The real issue is that AEW is leaning way too hard on the "Remember This?" button. Copeland and Cage are absolute titans, don't get me wrong. But at 52 and 52 years old respectively, they shouldn't be the focal point of the tag division. You have teams like Top Flight or The Acclaimed who are desperate for that spot, and yet we are talking about bringing in Matt to relive a spot-fest from two decades ago.
We saw this same energy when everyone was losing their minds over the Double or Nothing booking. It was a spectacle for the front row, but it’s a bit of a slap in the face to the guys grinding on Dark or Rampage. Unless this is a low-stakes showcase for a one-off, I’m out.

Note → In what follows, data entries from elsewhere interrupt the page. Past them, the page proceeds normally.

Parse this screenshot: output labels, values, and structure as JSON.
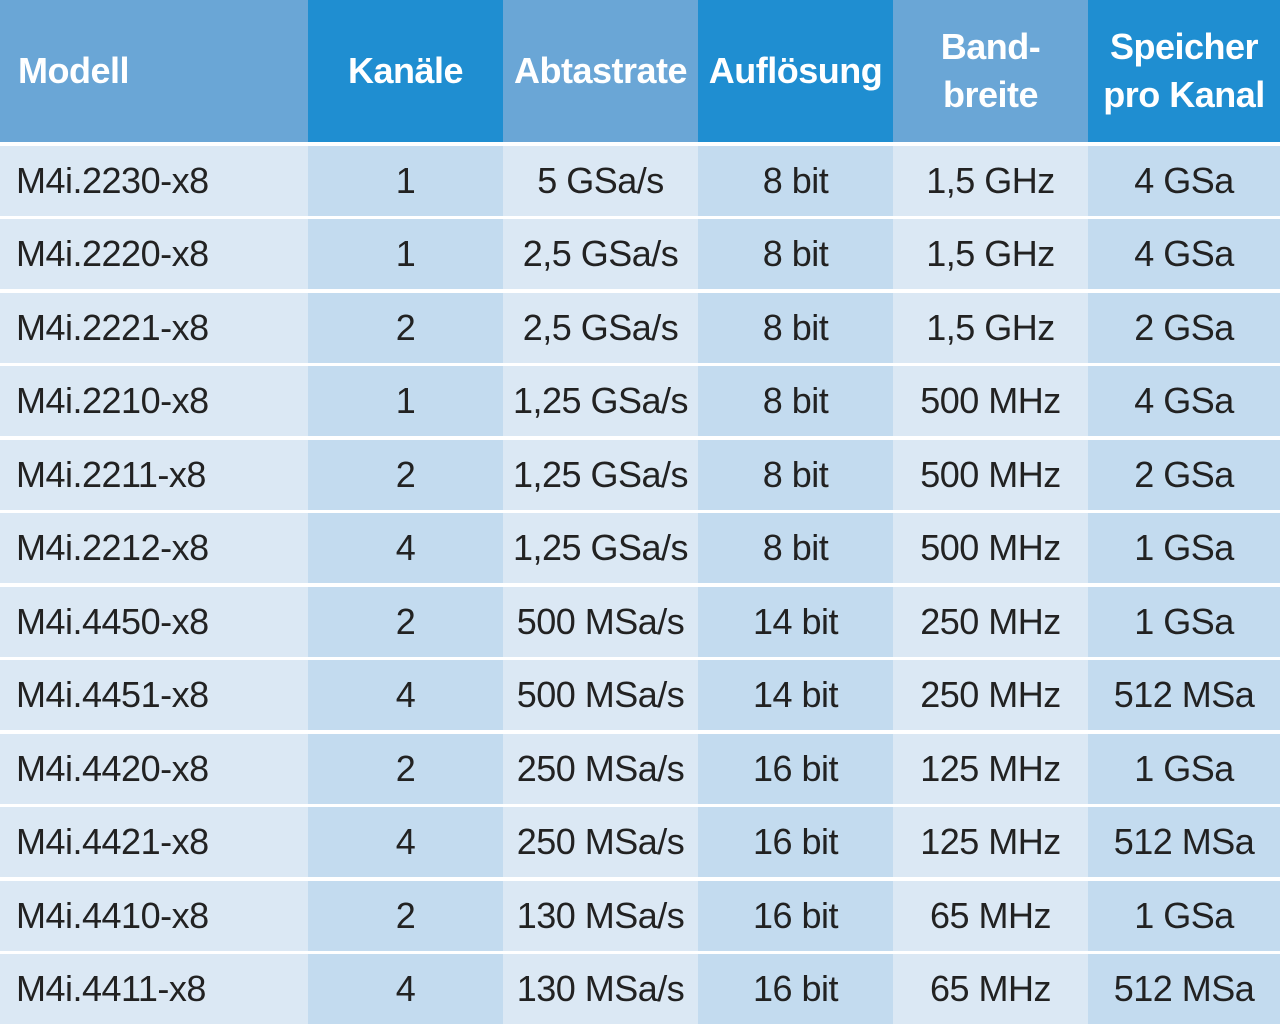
{
  "header": {
    "columns": [
      "Modell",
      "Kanäle",
      "Abtastrate",
      "Auflösung",
      "Band-\nbreite",
      "Speicher\npro Kanal"
    ]
  },
  "rows": [
    [
      "M4i.2230-x8",
      "1",
      "5 GSa/s",
      "8 bit",
      "1,5 GHz",
      "4 GSa"
    ],
    [
      "M4i.2220-x8",
      "1",
      "2,5 GSa/s",
      "8 bit",
      "1,5 GHz",
      "4 GSa"
    ],
    [
      "M4i.2221-x8",
      "2",
      "2,5 GSa/s",
      "8 bit",
      "1,5 GHz",
      "2 GSa"
    ],
    [
      "M4i.2210-x8",
      "1",
      "1,25 GSa/s",
      "8 bit",
      "500 MHz",
      "4 GSa"
    ],
    [
      "M4i.2211-x8",
      "2",
      "1,25 GSa/s",
      "8 bit",
      "500 MHz",
      "2 GSa"
    ],
    [
      "M4i.2212-x8",
      "4",
      "1,25 GSa/s",
      "8 bit",
      "500 MHz",
      "1 GSa"
    ],
    [
      "M4i.4450-x8",
      "2",
      "500 MSa/s",
      "14 bit",
      "250 MHz",
      "1 GSa"
    ],
    [
      "M4i.4451-x8",
      "4",
      "500 MSa/s",
      "14 bit",
      "250 MHz",
      "512 MSa"
    ],
    [
      "M4i.4420-x8",
      "2",
      "250 MSa/s",
      "16 bit",
      "125 MHz",
      "1 GSa"
    ],
    [
      "M4i.4421-x8",
      "4",
      "250 MSa/s",
      "16 bit",
      "125 MHz",
      "512 MSa"
    ],
    [
      "M4i.4410-x8",
      "2",
      "130 MSa/s",
      "16 bit",
      "65 MHz",
      "1 GSa"
    ],
    [
      "M4i.4411-x8",
      "4",
      "130 MSa/s",
      "16 bit",
      "65 MHz",
      "512 MSa"
    ]
  ],
  "colors": {
    "header_light": "#6aa6d6",
    "header_dark": "#1f8ed1",
    "row_light": "#dbe8f4",
    "row_dark": "#c3dbef",
    "header_text": "#ffffff",
    "body_text": "#222222"
  }
}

Let’s call a spade a spade: this is booking for the quarter-hours, not for the legacy of the sport. If they want to do a spot-fest for the sake of the highlight reel, fine. Just don't ask us to pretend this is the peak of professional wrestling. The match would likely end with a chair shot to the back and a dusty finish anyway.
I will give them this: Matt Hardy knows how to work a headline. Whether or not this ever becomes a reality, he’s got us talking about it on a Saturday morning in May. That is the genius of these guys; they don't even have to lace up their boots to control the narrative. They just have to drop a hint, sit back, and watch the fans tear each other apart in the comments.